England fans also face scrutiny by UEFA, European football’s ruling body, which took disciplinary action after Schmeichel’s face was shoved a laser in preparation for the crucial penalty kick. UEFA also launched an investigation against England over a “disruption” during Denmark’s national anthem and the setting off of fireworks.

Sections of England’s support team have already come under fire for booing opponents’ national anthems and their former players’ anti-racism gesture of “taking the knee”.

Meanwhile, scientists have warned that the euro could be behind an increase in infections, especially among men, as people gather in stadiums, living rooms, pubs and on the streets to watch football and celebrate England’s success.

Pictures in central London after the match showed huge crowds of fans, some climbing on top of buses, gathering to celebrate with little evidence of social distancing or wearing face masks.

Scientists warn that the euro could be behind the rise in Covid infections © Henry Nicholls / Reuters

The Metropolitan Police said on Twitter that officers had arrested 20 people for various crimes, including public assault, as “large pockets of groups” gathered to celebrate the victory.

For coach Southgate, who became the first England coach since 1966 World Cup winner Sir Alf Ramsey to lead the national team to the final of a major international men’s tournament, support was a crucial factor.

“The fans were great all night,” he said. “I’ve never heard of new Wembley like this – ever.”

But there are fears that such widespread enthusiasm could contribute to an increase in coronavirus cases before July 19, when the government plans to do so. Almost all restrictions lifted Introduced in England to limit the spread of the virus.

In a letter to the Lancet medical journal, a group of scientists and health experts warned that the government’s plans to open up were a “dangerous and unethical experiment.”

Separate research published on Thursday showed that the reproduction number of Covid-19 in England jumped to nearly 1.9 in early July, meaning that each infected person transmits the virus to another 1.9 people. Imperial College London React-1 دراسة study, which looked at nearly 50,000 swab tests taken between June 24 and July 5, found that men were 30 percent more likely to be at risk.

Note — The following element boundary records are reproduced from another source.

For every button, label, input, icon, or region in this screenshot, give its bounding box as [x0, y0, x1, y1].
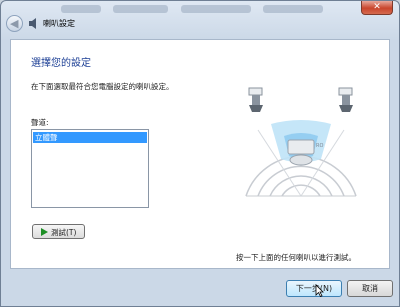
test-hint: 按一下上面的任何喇叭以進行測試。	[236, 253, 356, 262]
blurred-background	[263, 5, 323, 13]
page-heading: 選擇您的設定	[31, 58, 91, 69]
blurred-background	[61, 5, 101, 13]
cancel-button[interactable]: 取消	[347, 280, 393, 297]
play-icon	[41, 228, 48, 236]
mouse-cursor-icon	[315, 284, 324, 297]
back-arrow-icon: ◀	[10, 17, 19, 30]
speaker-setup-window: ◀ 喇叭設定 ✕ 選擇您的設定 在下面選取最符合您電腦設定的喇叭設定。 聲道: …	[0, 0, 400, 307]
right-speaker-icon[interactable]	[338, 87, 353, 112]
left-speaker-icon[interactable]	[248, 87, 263, 112]
page-description: 在下面選取最符合您電腦設定的喇叭設定。	[31, 82, 174, 91]
channels-listbox[interactable]: 立體聲	[31, 129, 149, 208]
content-panel: 選擇您的設定 在下面選取最符合您電腦設定的喇叭設定。 聲道: 立體聲 測試(T)…	[10, 39, 390, 269]
channels-label: 聲道:	[31, 118, 49, 127]
list-item-stereo[interactable]: 立體聲	[33, 132, 147, 143]
title-bar: ◀ 喇叭設定 ✕	[1, 1, 399, 37]
test-button[interactable]: 測試(T)	[32, 224, 85, 239]
back-button[interactable]: ◀	[6, 15, 23, 32]
blurred-background	[113, 5, 168, 13]
close-button[interactable]: ✕	[361, 1, 393, 15]
svg-text:RO: RO	[316, 143, 323, 149]
speaker-diagram: RO	[245, 87, 357, 197]
window-title: 喇叭設定	[43, 19, 75, 28]
close-icon: ✕	[373, 2, 381, 12]
blurred-background	[181, 5, 251, 13]
speaker-icon	[29, 18, 36, 29]
next-button[interactable]: 下一步(N)	[286, 280, 342, 297]
test-button-label: 測試(T)	[51, 228, 77, 237]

Fans set off torches as they celebrate in Piccadilly Circus in central London © Kirsty O’Connor/PA

“It is possible that watching football leads to men engaging in more social activity than usual,” Stephen Riley saidProfessor of Infectious Disease Dynamics at Imperial.

He said the euro increases the likelihood that people will meet indoors more frequently.

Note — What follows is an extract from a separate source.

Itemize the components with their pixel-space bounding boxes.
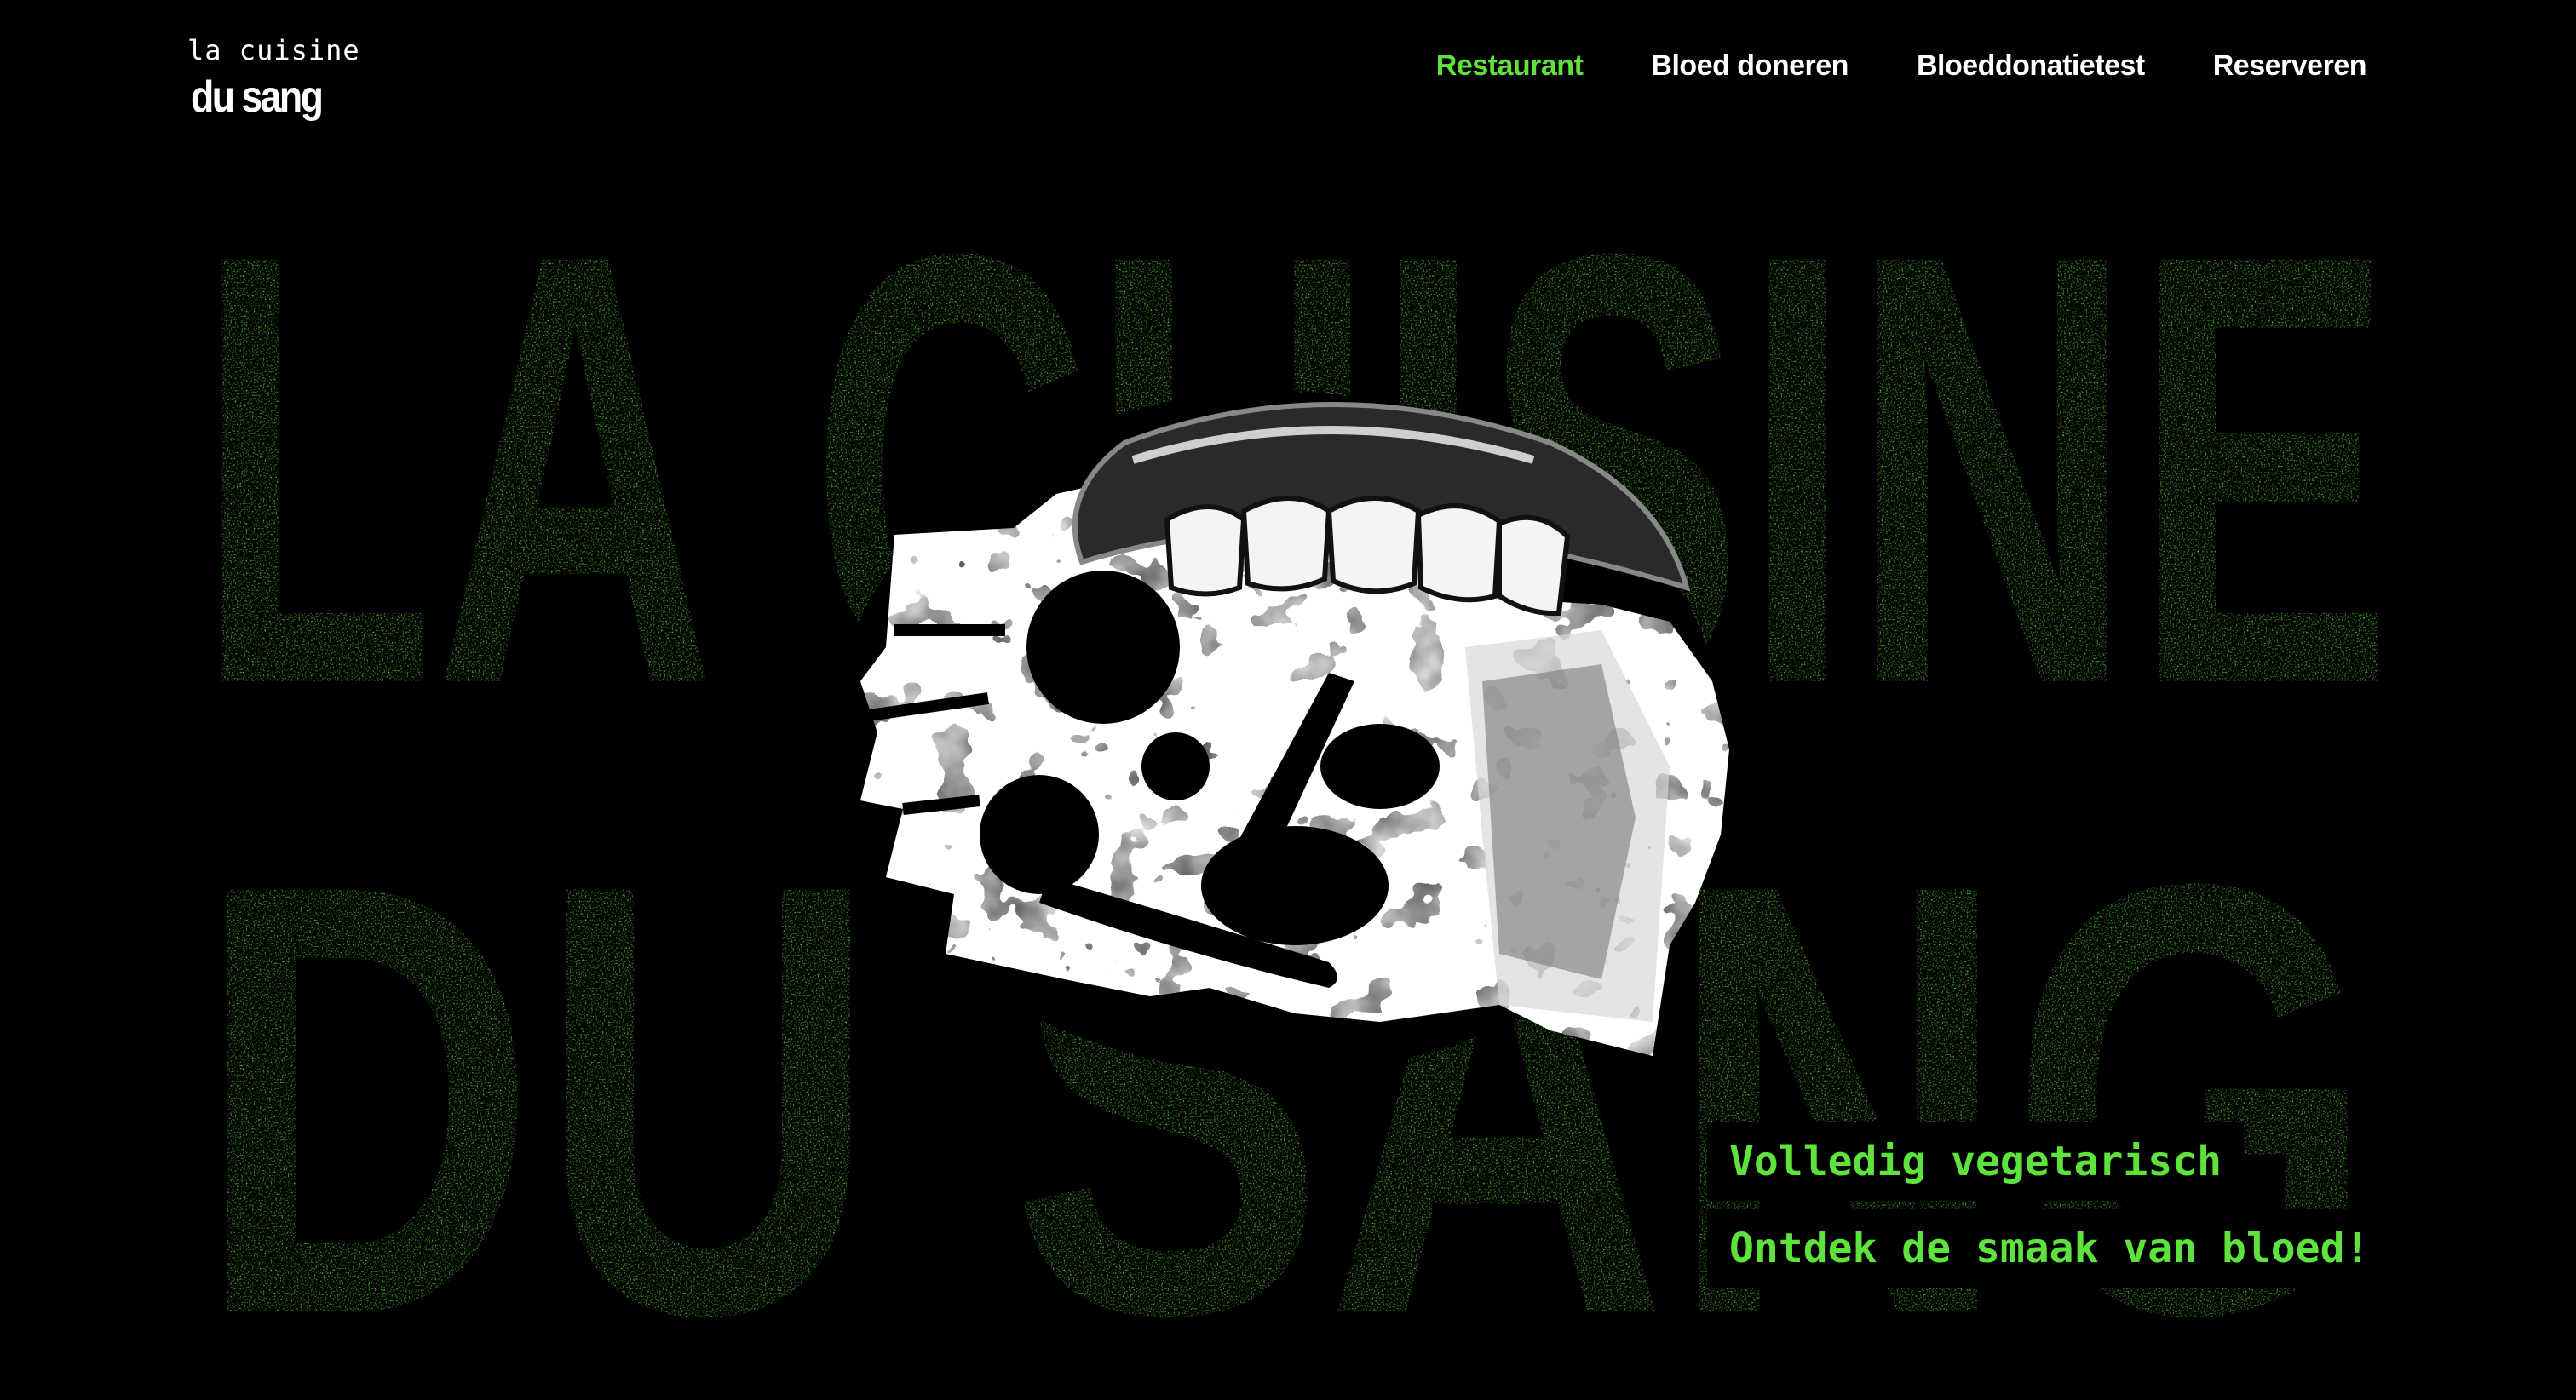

A peak viewership of 27.6 million viewers saw England beat Denmark on ITV, STV and online via the ITV Hub, narrowly ahead of the 27.5 million audience who watched England’s loss to Croatia in the 2018 World Cup semi-finals.

Kate Nichols, chief executive at Hospitality UK Trade, said she welcomed the government’s decision to extend opening times for pubs on Sunday night so that “fans can watch – and hopefully celebrate – [final] in safe, supervised environments.

government and London mayor Sadiq Khan It considers options for “safe” celebrations in the event of England’s victory over Italy.

However, to beat England, you must beat the Italian team that was undefeated in 33 matches and was fresh from the trance Beating Spain on penalties In the other semi-finals on Tuesday night, many Belgians are in the quarter-finals.

“It is difficult, as always, to score goals in the goal of both teams, and without a doubt they deserve to be in the final, having beaten two great teams to reach Belgium and Spain,” Southgate said. “So it’s the biggest possible test we can run.”